Le Japon devait combler son retard dans la plupart des domaines industriels. Les priorités d’intérêt national (marine, ports, industries de défense) nécessaires à la préservation de l’indépendance nécessitaient une remise à niveau rapide des connaissances par rapport aux nations les plus avancées et constituant une menace potentielle.

Le rattrapage des économies occidentales a été possible par une pratique du raccourci, c’est-à-dire en assimilant le niveau le plus élevé de la connaissance technique développé des pays en cours d’industrialisation.

Emmanuel Meneut, ancien intervenant à l'EGE, avait très bien défini au cours des années 2000 ce processus dans le cas de la construction d'une industrie chinoise de l'éolien :

Le processus de mise en place des chaines éoliennes peut être découpé en quatre phases dont chacune a permis d’atteindre un niveau de capacité cumulée :

  • Phase 1 : démonstration et incubation, 1986-2000, 404 MW.
  • Phase 2 : sécurisation du marché national 2001-2004, 765 MW.
  • Phase 3 : croissance des acteurs nationaux, 2005-2007, 5 871 MW.
  • Phase 4 : domination du marché domestique, 2008-2011, 62 733 MW.
  • Phase 5 : conquête du marché mondial.


En 2010, la Chine a supprimé ses requis de 70% des composants d’une éolienne produit localement, car toutes les turbines installées sont désormais produites par des entreprises nationales. Depuis 2008, le régime de taxes sur les turbines importées a été réactivé sur cette période pour les turbines de faible puissance, inférieure à 2.5 MW, destinées à tirer profit des gisements de vents faibles.
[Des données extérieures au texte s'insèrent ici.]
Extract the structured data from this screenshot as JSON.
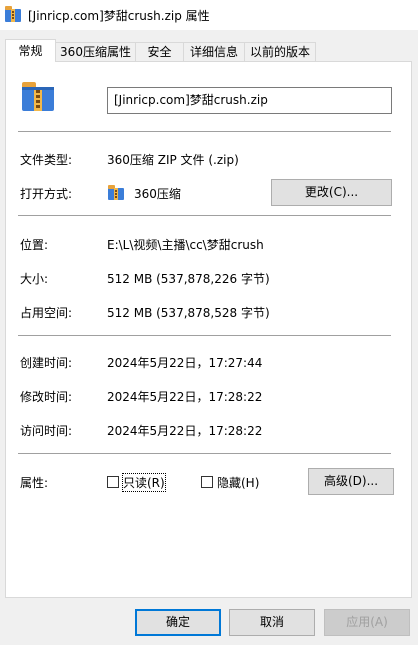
{
  "window": {
    "title": "[Jinricp.com]梦甜crush.zip 属性",
    "icon": "zip-archive-icon"
  },
  "tabs": [
    {
      "label": "常规",
      "active": true
    },
    {
      "label": "360压缩属性",
      "active": false
    },
    {
      "label": "安全",
      "active": false
    },
    {
      "label": "详细信息",
      "active": false
    },
    {
      "label": "以前的版本",
      "active": false
    }
  ],
  "general": {
    "file_name": "[Jinricp.com]梦甜crush.zip",
    "file_type_label": "文件类型:",
    "file_type_value": "360压缩 ZIP 文件 (.zip)",
    "opens_with_label": "打开方式:",
    "opens_with_value": "360压缩",
    "change_button": "更改(C)...",
    "location_label": "位置:",
    "location_value": "E:\\L\\视频\\主播\\cc\\梦甜crush",
    "size_label": "大小:",
    "size_value": "512 MB (537,878,226 字节)",
    "size_on_disk_label": "占用空间:",
    "size_on_disk_value": "512 MB (537,878,528 字节)",
    "created_label": "创建时间:",
    "created_value": "2024年5月22日，17:27:44",
    "modified_label": "修改时间:",
    "modified_value": "2024年5月22日，17:28:22",
    "accessed_label": "访问时间:",
    "accessed_value": "2024年5月22日，17:28:22",
    "attributes_label": "属性:",
    "readonly_label": "只读(R)",
    "readonly_checked": false,
    "hidden_label": "隐藏(H)",
    "hidden_checked": false,
    "advanced_button": "高级(D)..."
  },
  "footer": {
    "ok": "确定",
    "cancel": "取消",
    "apply": "应用(A)"
  },
  "colors": {
    "focus_border": "#0078d7",
    "button_face": "#e1e1e1",
    "disabled_text": "#a0a0a0"
  }
}
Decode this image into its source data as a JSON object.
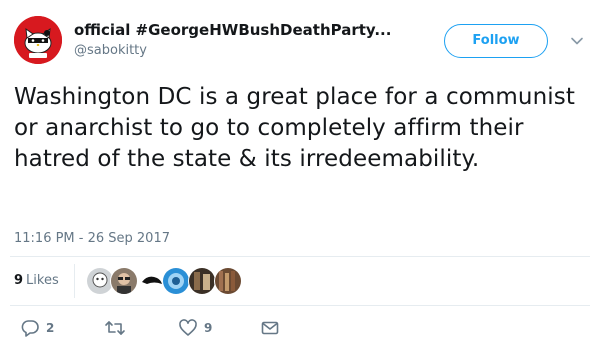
{
  "user": {
    "display_name": "official #GeorgeHWBushDeathParty...",
    "handle": "@sabokitty",
    "avatar_icon": "hello-kitty-avatar-icon"
  },
  "header": {
    "follow_label": "Follow",
    "menu_icon": "chevron-down-icon"
  },
  "tweet": {
    "text": "Washington DC is a great place for a communist or anarchist to go to completely affirm their hatred of the state & its irredeemability.",
    "timestamp": "11:16 PM - 26 Sep 2017"
  },
  "likes": {
    "count": "9",
    "label": "Likes",
    "liker_count_shown": 7
  },
  "actions": {
    "reply_count": "2",
    "retweet_count": "",
    "like_count": "9"
  },
  "colors": {
    "accent": "#1da1f2",
    "text": "#14171a",
    "muted": "#657786",
    "avatar_bg": "#d7191f"
  }
}
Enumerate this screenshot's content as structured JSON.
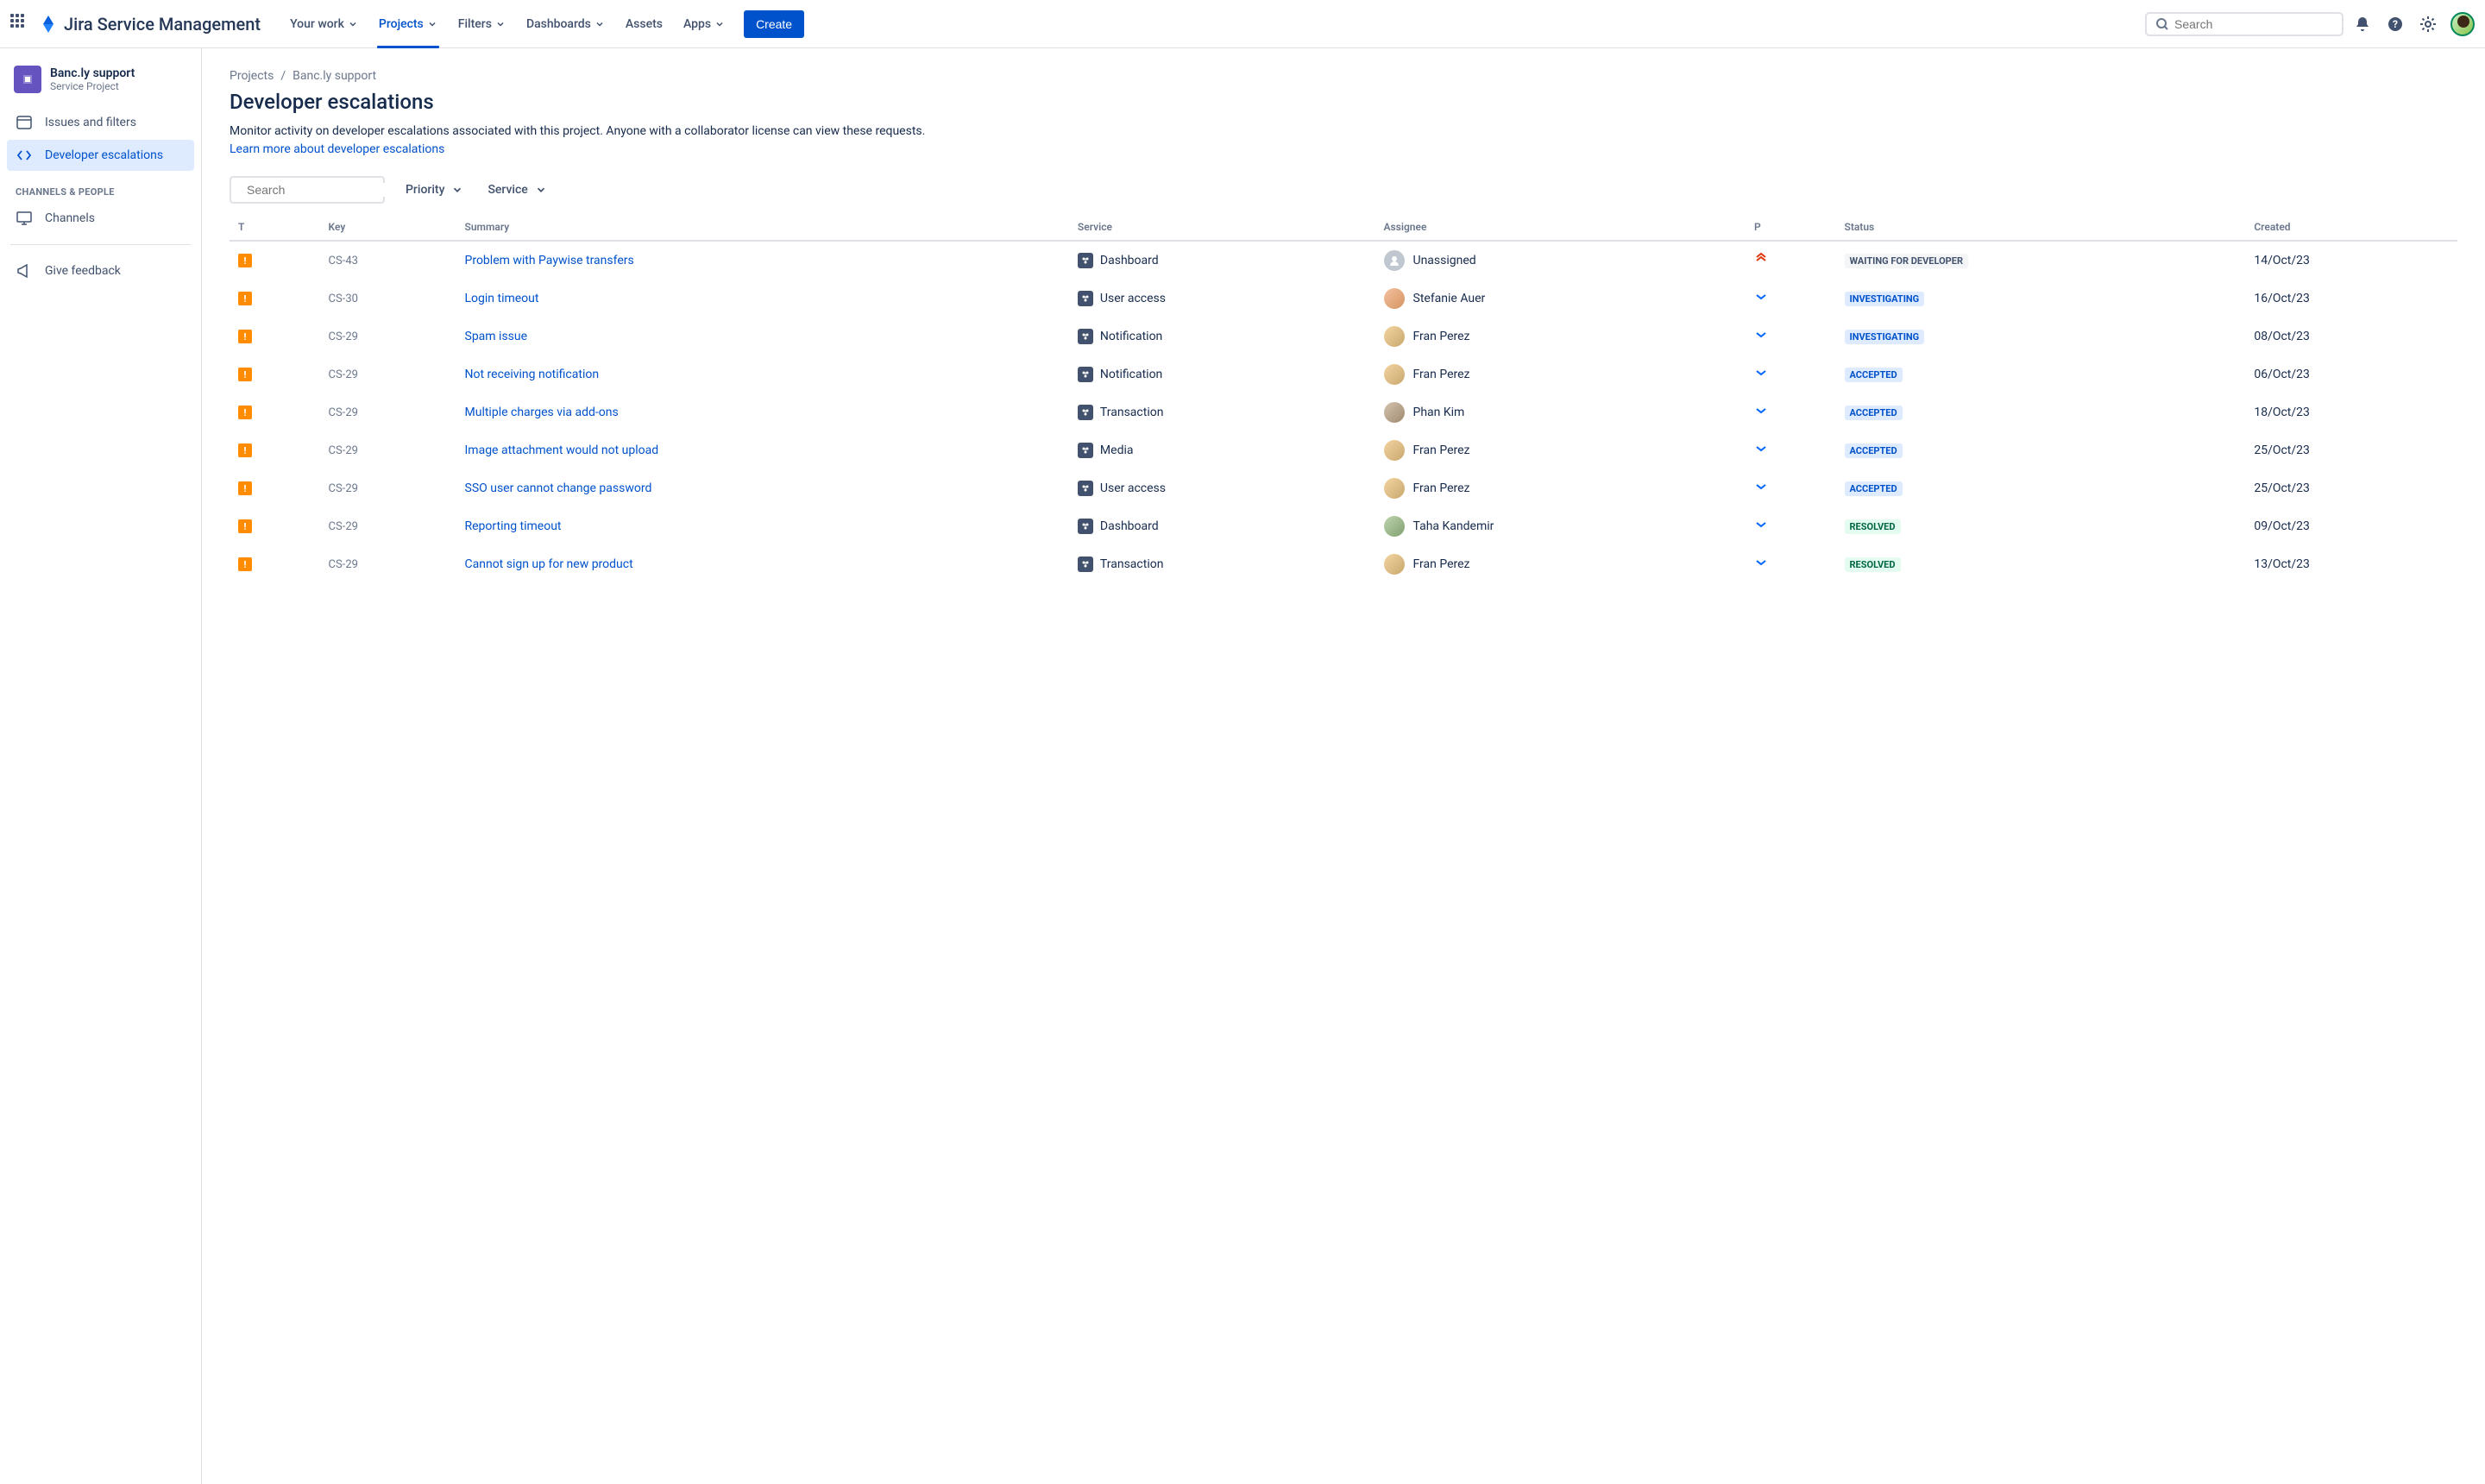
{
  "app": {
    "name": "Jira Service Management"
  },
  "nav": {
    "your_work": "Your work",
    "projects": "Projects",
    "filters": "Filters",
    "dashboards": "Dashboards",
    "assets": "Assets",
    "apps": "Apps",
    "create": "Create"
  },
  "search": {
    "placeholder": "Search"
  },
  "sidebar": {
    "project_name": "Banc.ly support",
    "project_type": "Service Project",
    "issues": "Issues and filters",
    "dev_escalations": "Developer escalations",
    "section_channels": "CHANNELS & PEOPLE",
    "channels": "Channels",
    "feedback": "Give feedback"
  },
  "breadcrumb": {
    "projects": "Projects",
    "current": "Banc.ly support"
  },
  "page": {
    "title": "Developer escalations",
    "description": "Monitor activity on developer escalations associated with this project. Anyone with a collaborator license can view these requests.",
    "learn_more": "Learn more about developer escalations"
  },
  "filters": {
    "search_placeholder": "Search",
    "priority": "Priority",
    "service": "Service"
  },
  "table": {
    "headers": {
      "type": "T",
      "key": "Key",
      "summary": "Summary",
      "service": "Service",
      "assignee": "Assignee",
      "priority": "P",
      "status": "Status",
      "created": "Created"
    },
    "rows": [
      {
        "key": "CS-43",
        "summary": "Problem with Paywise transfers",
        "service": "Dashboard",
        "assignee": "Unassigned",
        "assignee_class": "unassigned",
        "priority": "highest",
        "status": "WAITING FOR DEVELOPER",
        "status_class": "status-waiting",
        "created": "14/Oct/23"
      },
      {
        "key": "CS-30",
        "summary": "Login timeout",
        "service": "User access",
        "assignee": "Stefanie Auer",
        "assignee_class": "a1",
        "priority": "low",
        "status": "INVESTIGATING",
        "status_class": "status-investigating",
        "created": "16/Oct/23"
      },
      {
        "key": "CS-29",
        "summary": "Spam issue",
        "service": "Notification",
        "assignee": "Fran Perez",
        "assignee_class": "a2",
        "priority": "low",
        "status": "INVESTIGATING",
        "status_class": "status-investigating",
        "created": "08/Oct/23"
      },
      {
        "key": "CS-29",
        "summary": "Not receiving notification",
        "service": "Notification",
        "assignee": "Fran Perez",
        "assignee_class": "a2",
        "priority": "low",
        "status": "ACCEPTED",
        "status_class": "status-accepted",
        "created": "06/Oct/23"
      },
      {
        "key": "CS-29",
        "summary": "Multiple charges via add-ons",
        "service": "Transaction",
        "assignee": "Phan Kim",
        "assignee_class": "a3",
        "priority": "low",
        "status": "ACCEPTED",
        "status_class": "status-accepted",
        "created": "18/Oct/23"
      },
      {
        "key": "CS-29",
        "summary": "Image attachment would not upload",
        "service": "Media",
        "assignee": "Fran Perez",
        "assignee_class": "a2",
        "priority": "low",
        "status": "ACCEPTED",
        "status_class": "status-accepted",
        "created": "25/Oct/23"
      },
      {
        "key": "CS-29",
        "summary": "SSO user cannot change password",
        "service": "User access",
        "assignee": "Fran Perez",
        "assignee_class": "a2",
        "priority": "low",
        "status": "ACCEPTED",
        "status_class": "status-accepted",
        "created": "25/Oct/23"
      },
      {
        "key": "CS-29",
        "summary": "Reporting timeout",
        "service": "Dashboard",
        "assignee": "Taha Kandemir",
        "assignee_class": "a4",
        "priority": "low",
        "status": "RESOLVED",
        "status_class": "status-resolved",
        "created": "09/Oct/23"
      },
      {
        "key": "CS-29",
        "summary": "Cannot sign up for new product",
        "service": "Transaction",
        "assignee": "Fran Perez",
        "assignee_class": "a2",
        "priority": "low",
        "status": "RESOLVED",
        "status_class": "status-resolved",
        "created": "13/Oct/23"
      }
    ]
  }
}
Il s’agit aussi d’encourager la montée en puissance des éoliennes chinoises vers des capacités plus importantes.En 2011, les entreprises chinoises dominaient  80% du marché national. Le résultat de cette phase est l’émergence de groupes éoliens chinois d’envergure mondiale qui déstabilisent les entreprises occidentales.

L'urgence de greffer cette grille de lecture de l'intelligence de l'innovation dans le monde français de l'ingénieur


En 2020, la confrontation entre la Chine et le reste du monde exige un changement d'attitude dans la manière de penser du monde français de l'ingénieur. Il n'est plus possible de continuer à nier cette différence de mode de pensée. La manière dont le monde de l'ingénieur s'est tenu à l'écart de ce type de paramètre révèle une partie de nos carences d'analyse dans la compréhension des autres modes de développement, axés en partie sur la construction de la puissance et sur la conquête des marchés extérieurs.